The message was clear. Karpov looked at Korshunov. The latter poured the vodka.

“Without making any sort of commitment,” said Karpov officiously, “we wish to study these documents. Dr. Botvin, will you kindly explain, in layman’s terms, this cold fusion?”

Botvin cleared his throat, repositioned his fogged lenses, and began his elaborate, yet simple, explanation — an explanation not intended to make cold fusion any more understandable, but to make the ten billion in hard currency more obtainable.

He was, in effect, drawing a verbal map from Karpov’s wallet to Tretiak’s pocket.

Part Tree

1

“As the number of deaths from freezing mounts, the mood here is increasingly ominous,” stated CNN correspondent Jan Sharp broadcasting from an improvised canopy outside the Kremlin. “A bankrupt Russian government — unable to provide the heating oil its people so desperately need — claims to be working on some mysterious solution to the crisis.”

The street was strewn with broken bottles, charred trashcans, torn clothes, spent teargas cartridges, and Tretiak placards.

“Meanwhile,” continued Sharp, “what Ivan Tretiak’s Oktober Party bills as rallies are turning into nightly riots...”

Detailing the debris and disorder prevalent in Moscow, the newscaster paid no notice to the rain-slickered businessman edging past the clutter, folding his umbrella, and entering a small side-street shop.

Dark and narrow, the counters were crammed with cheap copies of Russian Orthodox art, cardboard icons, plastic chalices, tin pendants, and other low-rent replicas similar to the more authentic-looking items Templar had seen in the Moscow underground.

The owner, wearing an overcoat indoors and pacing the small space to stay warm, was the same woman who dealt in higher-priced but equally bogus items below ground.
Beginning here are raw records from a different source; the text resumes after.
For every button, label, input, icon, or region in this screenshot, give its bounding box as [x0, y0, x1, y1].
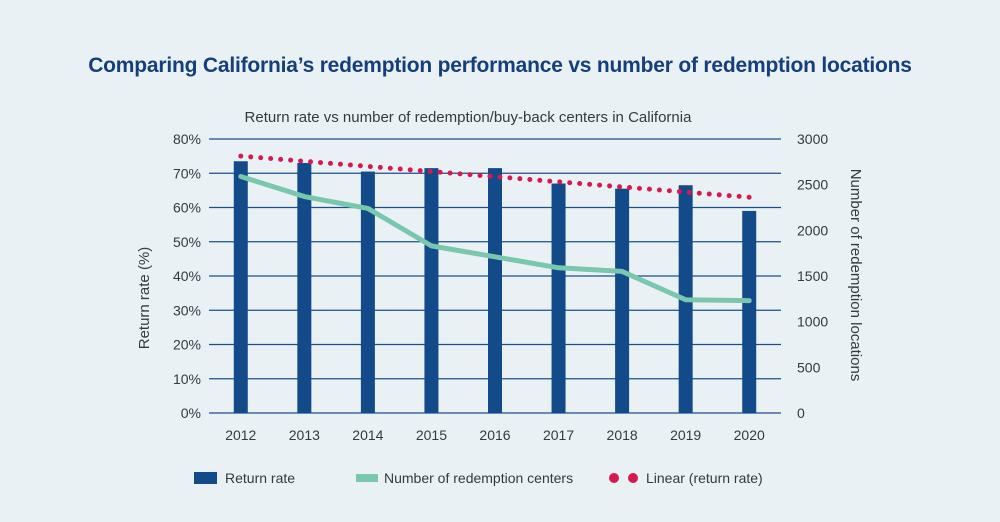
bar — [742, 210, 757, 413]
bar-series — [233, 161, 757, 413]
bar — [488, 168, 502, 413]
y-axis-right: 0 500 1000 1500 2000 2500 3000 — [797, 131, 828, 421]
x-tick-label: 2014 — [352, 427, 383, 443]
bar — [424, 168, 439, 413]
legend-swatch-dot — [609, 473, 619, 483]
y-axis-left-label: Return rate (%) — [136, 247, 153, 350]
bar — [233, 161, 248, 413]
legend-swatch-dot — [628, 473, 638, 483]
y-left-tick-label: 0% — [181, 405, 201, 421]
y-left-tick-label: 70% — [173, 165, 201, 181]
x-tick-label: 2012 — [225, 427, 256, 443]
y-right-tick-label: 3000 — [797, 131, 828, 147]
bar — [297, 162, 312, 413]
legend-label: Linear (return rate) — [646, 470, 763, 486]
line-series — [238, 173, 752, 304]
y-left-tick-label: 10% — [173, 371, 201, 387]
legend-label: Return rate — [225, 470, 295, 486]
legend-label: Number of redemption centers — [384, 470, 573, 486]
x-tick-label: 2013 — [289, 427, 320, 443]
y-right-tick-label: 1500 — [797, 268, 828, 284]
y-right-tick-label: 2000 — [797, 222, 828, 238]
y-left-tick-label: 60% — [173, 200, 201, 216]
bar — [360, 171, 375, 413]
y-right-tick-label: 1000 — [797, 314, 828, 330]
y-right-tick-label: 2500 — [797, 177, 828, 193]
y-axis-right-label: Number of redemption locations — [847, 169, 864, 382]
legend: Return rate Number of redemption centers L… — [194, 470, 763, 486]
bar — [615, 188, 630, 413]
chart-subtitle: Return rate vs number of redemption/buy-… — [245, 109, 693, 126]
chart-title: Comparing California’s redemption perfor… — [88, 54, 912, 77]
y-left-tick-label: 40% — [173, 268, 201, 284]
legend-swatch-bar — [194, 472, 217, 484]
x-tick-label: 2020 — [734, 427, 765, 443]
x-tick-label: 2016 — [479, 427, 510, 443]
x-tick-label: 2019 — [670, 427, 701, 443]
y-left-tick-label: 50% — [173, 234, 201, 250]
x-tick-label: 2015 — [416, 427, 447, 443]
x-tick-label: 2018 — [607, 427, 638, 443]
x-tick-label: 2017 — [543, 427, 574, 443]
y-left-tick-label: 30% — [173, 302, 201, 318]
y-right-tick-label: 500 — [797, 359, 821, 375]
x-axis: 2012 2013 2014 2015 2016 2017 2018 2019 2020 — [225, 427, 765, 443]
y-left-tick-label: 80% — [173, 131, 201, 147]
legend-swatch-line — [356, 474, 378, 482]
y-axis-left: 0% 10% 20% 30% 40% 50% 60% 70% 80% — [173, 131, 201, 421]
trend-series — [238, 153, 752, 200]
y-right-tick-label: 0 — [797, 405, 805, 421]
bar — [551, 183, 566, 413]
y-left-tick-label: 20% — [173, 337, 201, 353]
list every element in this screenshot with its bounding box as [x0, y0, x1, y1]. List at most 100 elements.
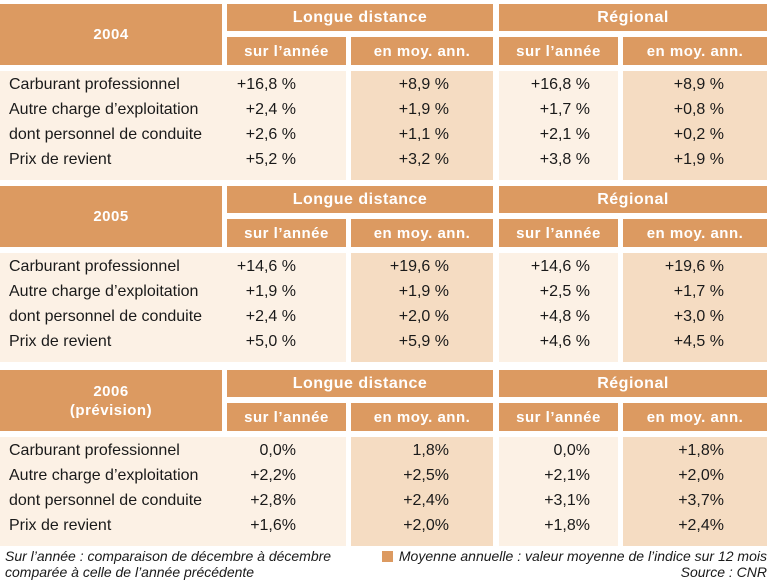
year-label: 2004	[93, 26, 129, 43]
body-bg-reg-annee	[499, 437, 618, 546]
subheader-reg-moyenne: en moy. ann.	[623, 403, 767, 431]
footnote-moyenne-annuelle: Moyenne annuelle : valeur moyenne de l’i…	[381, 548, 767, 580]
value-cell: +2,1%	[544, 467, 590, 484]
table-row: dont personnel de conduite +2,6 % +1,1 %…	[0, 123, 773, 148]
value-cell: +14,6 %	[530, 258, 590, 275]
row-label: Carburant professionnel	[9, 76, 180, 93]
row-label: Carburant professionnel	[9, 442, 180, 459]
subheader-ld-annee: sur l’année	[227, 403, 346, 431]
table-row: Prix de revient +5,0 % +5,9 % +4,6 % +4,…	[0, 330, 773, 355]
value-cell: 0,0%	[553, 442, 590, 459]
block-2006: 2006 (prévision) Longue distance Régiona…	[0, 370, 773, 546]
value-cell: +1,9 %	[398, 101, 449, 118]
year-note: (prévision)	[69, 401, 153, 419]
year-label: 2005	[93, 208, 129, 225]
value-cell: +2,4%	[403, 492, 449, 509]
block-2004: 2004 Longue distance Régional sur l’anné…	[0, 4, 773, 180]
value-cell: 1,8%	[412, 442, 449, 459]
body-bg-reg-annee	[499, 71, 618, 180]
table-row: Carburant professionnel 0,0% 1,8% 0,0% +…	[0, 439, 773, 464]
year-cell: 2005	[0, 186, 222, 247]
value-cell: 0,0%	[259, 442, 296, 459]
year-cell: 2006 (prévision)	[0, 370, 222, 431]
body-bg-labels	[0, 71, 346, 180]
table-row: Carburant professionnel +16,8 % +8,9 % +…	[0, 73, 773, 98]
subheader-ld-moyenne: en moy. ann.	[351, 37, 493, 65]
subheader-ld-moyenne: en moy. ann.	[351, 219, 493, 247]
value-cell: +8,9 %	[673, 76, 724, 93]
table-row: dont personnel de conduite +2,4 % +2,0 %…	[0, 305, 773, 330]
subheader-reg-annee: sur l’année	[499, 403, 618, 431]
value-cell: +3,2 %	[398, 151, 449, 168]
body-bg-reg-annee	[499, 253, 618, 362]
subheader-reg-annee: sur l’année	[499, 37, 618, 65]
value-cell: +2,4 %	[245, 308, 296, 325]
value-cell: +2,8%	[250, 492, 296, 509]
value-cell: +4,8 %	[539, 308, 590, 325]
footnote-line: Moyenne annuelle : valeur moyenne de l’i…	[398, 548, 767, 564]
value-cell: +16,8 %	[530, 76, 590, 93]
value-cell: +16,8 %	[236, 76, 296, 93]
table-row: Autre charge d’exploitation +2,4 % +1,9 …	[0, 98, 773, 123]
subheader-reg-annee: sur l’année	[499, 219, 618, 247]
row-label: Prix de revient	[9, 151, 112, 168]
group-header-regional: Régional	[499, 186, 767, 213]
value-cell: +5,0 %	[245, 333, 296, 350]
value-cell: +8,9 %	[398, 76, 449, 93]
source-note: Source : CNR	[680, 564, 767, 580]
table-row: dont personnel de conduite +2,8% +2,4% +…	[0, 489, 773, 514]
value-cell: +5,9 %	[398, 333, 449, 350]
table-row: Autre charge d’exploitation +1,9 % +1,9 …	[0, 280, 773, 305]
subheader-ld-annee: sur l’année	[227, 37, 346, 65]
subheader-reg-moyenne: en moy. ann.	[623, 219, 767, 247]
body-bg-reg-moyenne	[623, 71, 767, 180]
body-bg-labels	[0, 437, 346, 546]
value-cell: +1,8%	[678, 442, 724, 459]
table-row: Prix de revient +1,6% +2,0% +1,8% +2,4%	[0, 514, 773, 539]
value-cell: +1,8%	[544, 517, 590, 534]
body-bg-reg-moyenne	[623, 253, 767, 362]
footnote-sur-annee: Sur l’année : comparaison de décembre à …	[5, 548, 331, 580]
value-cell: +1,7 %	[539, 101, 590, 118]
value-cell: +2,0%	[403, 517, 449, 534]
value-cell: +3,7%	[678, 492, 724, 509]
block-2005: 2005 Longue distance Régional sur l’anné…	[0, 186, 773, 362]
table-row: Autre charge d’exploitation +2,2% +2,5% …	[0, 464, 773, 489]
row-label: dont personnel de conduite	[9, 308, 203, 325]
row-label: Carburant professionnel	[9, 258, 180, 275]
value-cell: +2,4%	[678, 517, 724, 534]
row-label: Autre charge d’exploitation	[9, 101, 199, 118]
row-label: Prix de revient	[9, 333, 112, 350]
value-cell: +2,2%	[250, 467, 296, 484]
footnote-line: comparée à celle de l’année précédente	[5, 564, 255, 580]
value-cell: +2,6 %	[245, 126, 296, 143]
value-cell: +2,0 %	[398, 308, 449, 325]
row-label: Prix de revient	[9, 517, 112, 534]
value-cell: +1,9 %	[673, 151, 724, 168]
value-cell: +1,9 %	[398, 283, 449, 300]
group-header-longue-distance: Longue distance	[227, 370, 493, 397]
body-bg-labels	[0, 253, 346, 362]
body-bg-ld-moyenne	[351, 253, 493, 362]
footnote-line: Sur l’année : comparaison de décembre à …	[5, 548, 332, 564]
subheader-ld-moyenne: en moy. ann.	[351, 403, 493, 431]
legend-swatch	[381, 551, 393, 562]
body-bg-ld-moyenne	[351, 71, 493, 180]
body-bg-ld-moyenne	[351, 437, 493, 546]
value-cell: +1,9 %	[245, 283, 296, 300]
row-label: dont personnel de conduite	[9, 492, 203, 509]
value-cell: +0,8 %	[673, 101, 724, 118]
value-cell: +1,7 %	[673, 283, 724, 300]
value-cell: +4,6 %	[539, 333, 590, 350]
subheader-ld-annee: sur l’année	[227, 219, 346, 247]
group-header-longue-distance: Longue distance	[227, 186, 493, 213]
value-cell: +2,5 %	[539, 283, 590, 300]
value-cell: +3,0 %	[673, 308, 724, 325]
subheader-reg-moyenne: en moy. ann.	[623, 37, 767, 65]
row-label: Autre charge d’exploitation	[9, 283, 199, 300]
value-cell: +2,4 %	[245, 101, 296, 118]
year-label: 2006	[93, 382, 129, 400]
value-cell: +2,0%	[678, 467, 724, 484]
value-cell: +3,8 %	[539, 151, 590, 168]
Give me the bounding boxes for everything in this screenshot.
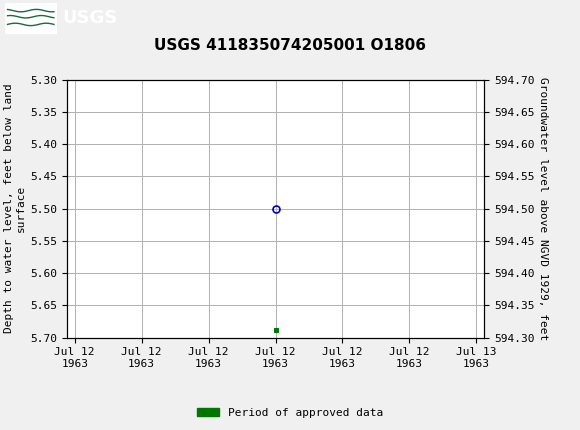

“Excuse me,” said the businessman with a New Orleans accent, “but I’m looking for either an authentic relic from the estate of the late Prince von Oldenburg who was married to a sister of the czar, or a genuine Madonna icon...”

Frankie brightened, sensing a score.

“With an American dollar deposit, we could meet somewhere else. I can show you rare objects. Prince von Oldenburg” — she gave the name serious thought — “very rare, very famous. His grandson was a movie star, did you know that? See him on pirate videotapes from America. Old black and white.” Frankie made a motion with her hands as if turning a combination lock. “Breaking open the bad guy’s safe; breaking the women’s hearts, yes? A true Russian!”